Doing this in a conversation doesn’t just benefit the other person by sparing them an obvious rhetorical trap to sidestep; it also benefits you by pinpointing precisely where the actual disagreement is. Once you have a better understanding of exactly what your opponent believes and why they believe it, you have a much better chance of actually persuading them, or at least loosening up the ground around their position enough that they find themselves questioning and wandering the memetic landscape later. If you’re focused on attacking an semi-imaginary monster that seems to be in the general vicinity of your opponent, you won’t actually change anyone’s mind. You may feel righteous and triumphant for having stood up to the monster - but if the monster wasn’t real, then you haven’t actually helped anyone or meaningfully changed anything.
And sometimes, just sometimes, you may just find that there wasn’t any significant disagreement at all. It’s surprisingly easy to fall into what appears to be a hardened conflict with all the trappings of a fight, only to peel back the layers of attacks and defense to reveal that there was absolutely nothing at the core of it. It’s not super common - but it can happen, and in those cases discovering the error makes everyone’s day vastly better.
Shorthand and the ambiguity of semantic entanglements are unavoidable. I much prefer the explicit and narrow, especially when emotions are running high, and clarifies where actual disagreements are.
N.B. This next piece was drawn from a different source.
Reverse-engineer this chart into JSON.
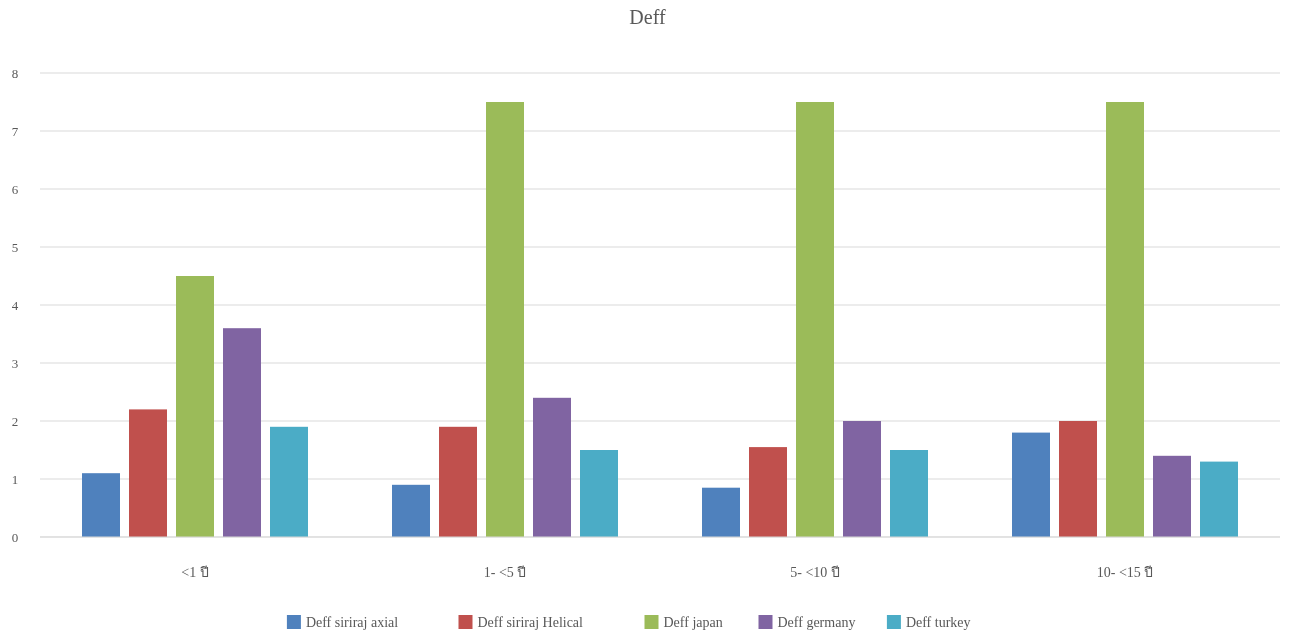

I don’t have any illusions that a few linguistic tweaks means every starts signing “kumbaya” around the campfire, but it can be the difference between “you’re clearly an inhuman monster who stands opposed to life itself” and “I think your belief about this specific thing is very wrong, but at least that disagreement is confined to that specific thing and you still endorse the fundamental idea of life/choice/family/whatever”.
Worst case, achieve a better understanding of what’s at play and what, if anything, you are actually aiming to change.
Best case, realize that you’ve already won.